Coming in at a mammoth 31 songs and over a two-hour runtime if you listen to it in its complete “The Anthology” form, one would think that record would be packed full of powerful tracks diving into the depths of the singer/songwriter’s brain. Instead, what we received is one of the most self-indulgent, creatively bankrupt and genuinely head-scratching releases I have ever seen from an artist of Swift’s stature.
Let me preface this review by saying that I am far from a critic of Swift.

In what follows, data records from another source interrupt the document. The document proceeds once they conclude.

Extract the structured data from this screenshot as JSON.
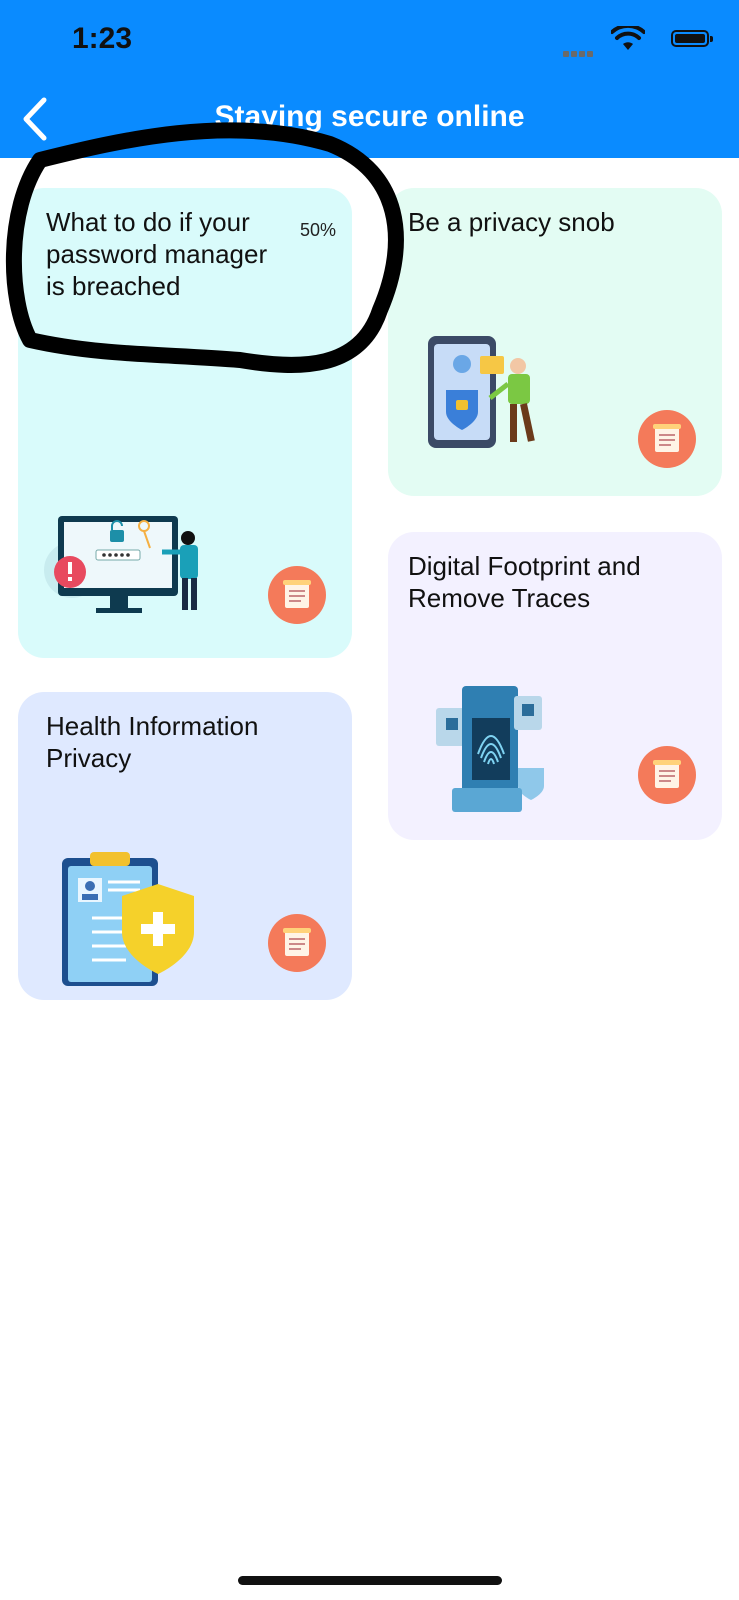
{
  "status_bar": {
    "time": "1:23"
  },
  "nav": {
    "title": "Staying secure online",
    "back_icon": "chevron-left-icon"
  },
  "cards": [
    {
      "title": "What to do if your password manager is breached",
      "progress": "50%",
      "icon": "document-icon"
    },
    {
      "title": "Be a privacy snob",
      "icon": "document-icon"
    },
    {
      "title": "Digital Footprint and Remove Traces",
      "icon": "document-icon"
    },
    {
      "title": "Health Information Privacy",
      "icon": "document-icon"
    }
  ],
  "colors": {
    "header": "#0a8bff",
    "card_password": "#d9fbfb",
    "card_snob": "#e3fcf3",
    "card_footprint": "#f3f1ff",
    "card_health": "#dfe9ff",
    "read_button": "#f47a5a"
  }
}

I’ve gone on record saying that she is one of the best songwriters of our generation and has put out one of my favorite records of the decade so far with “folklore.”
With that being said, I cannot get over how poor the writing is on “The Tortured Poets Department.” Not only do these songs all sound incredibly similar melodically, they include some of the most confusing and downright cringe-inducing lyrics I have heard in a while.

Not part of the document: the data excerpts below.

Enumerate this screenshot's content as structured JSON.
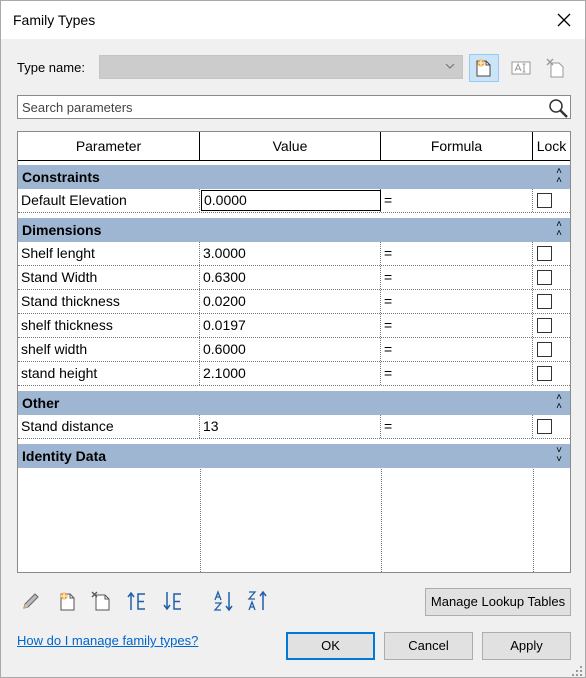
{
  "window": {
    "title": "Family Types"
  },
  "type_name": {
    "label": "Type name:",
    "value": ""
  },
  "search": {
    "placeholder": "Search parameters"
  },
  "table": {
    "headers": {
      "parameter": "Parameter",
      "value": "Value",
      "formula": "Formula",
      "lock": "Lock"
    },
    "groups": [
      {
        "title": "Constraints",
        "rows": [
          {
            "parameter": "Default Elevation",
            "value": "0.0000",
            "formula": "=",
            "locked": false
          }
        ]
      },
      {
        "title": "Dimensions",
        "rows": [
          {
            "parameter": "Shelf lenght",
            "value": "3.0000",
            "formula": "=",
            "locked": false
          },
          {
            "parameter": "Stand Width",
            "value": "0.6300",
            "formula": "=",
            "locked": false
          },
          {
            "parameter": "Stand thickness",
            "value": "0.0200",
            "formula": "=",
            "locked": false
          },
          {
            "parameter": "shelf thickness",
            "value": "0.0197",
            "formula": "=",
            "locked": false
          },
          {
            "parameter": "shelf width",
            "value": "0.6000",
            "formula": "=",
            "locked": false
          },
          {
            "parameter": "stand height",
            "value": "2.1000",
            "formula": "=",
            "locked": false
          }
        ]
      },
      {
        "title": "Other",
        "rows": [
          {
            "parameter": "Stand distance",
            "value": "13",
            "formula": "=",
            "locked": false
          }
        ]
      },
      {
        "title": "Identity Data",
        "rows": []
      }
    ]
  },
  "buttons": {
    "manage_lookup": "Manage Lookup Tables",
    "ok": "OK",
    "cancel": "Cancel",
    "apply": "Apply"
  },
  "help_link": "How do I manage family types?",
  "icons": {
    "toolbar": [
      "new-type-icon",
      "rename-type-icon",
      "delete-type-icon"
    ],
    "bottom": [
      "edit-parameter-icon",
      "new-parameter-icon",
      "delete-parameter-icon",
      "move-up-icon",
      "move-down-icon",
      "sort-ascending-icon",
      "sort-descending-icon"
    ]
  },
  "colors": {
    "group_header": "#9eb6d1",
    "link": "#0066cc",
    "default_button_border": "#0078d7",
    "active_tool": "#cce4f7"
  }
}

Lines like, “You know how to ball, I know Aristotle/Touch me while your bros play ‘Grand Theft Auto,’” “You wouldn’t last an hour in the asylum where they raised me,” “You smoked then ate seven bars of chocolate/We declared Charlie Puth should be a bigger artist,” “My friends all smell like weed or little babies” and arguably the worst lyric on the record, “You look like Taylor Swift/In this light, we’re loving it” simply plague this record from top to bottom.
While yes, those are one-off lyrics that don’t reflect the entire song or album’s identity, the writing, as a whole, is the worst it’s been at any point in Swift’s career. I think the main problem is that she is trying way too hard to come off as edgy, and it ultimately makes her sound out of touch.
It seems as if Swift is suffering from “smartest man in the room” syndrome throughout the record. Instead of writing from the heart and focusing on the charm that made her past songs and records relatable and endearing, it seems as if she was trying way too hard to think of “deep” lyrics and metaphors. This results in songs that are not, in fact, deep but instead conceptually trite and extremely awkward.
This is incredibly apparent in “Who’s Afraid of Little Old Me?” where the aforementioned asylum lyric appears. It feels like Swift is trying so unbearably hard to be edgy and dark on this record that it comes across as simply comical. The track and the record, as a whole, radiates “I’m 14, and this is deep” energy.
Even if you ignore the drop in quality from a lyrical perspective, “The Tortured Poets Department” is undoubtedly the most forgettable album from Swift sonically. Nearly every single song on the album is a sleepy, mid-tempo bore that blends together. While that’s not to say that slow, sparsely produced records cannot be captivating, plenty are, “The Tortured Poets Department” did not have the writing prowess to make up for the lack of interesting production.
I kept waiting for an interesting, or at the very least memorable, production choice throughout the record, but it never came. It truly felt like Swift and producer, Jack Antonoff, simply sleepwalked through this entire album.
Ultimately, “The Tortured Poets Department” is a misfire in every sense of the word. Swift’s lyricism is at an all-time worst, the production is repetitive and uninspired and the two-hour runtime does the record absolutely no favors. While this album is sure to be a success for Swift given the sheer power of her fanbase, I do not see it having the lasting impact of any of her past efforts. 3.5 out of 10.
The views expressed are those of the writer and do not necessarily reflect those of The Torch.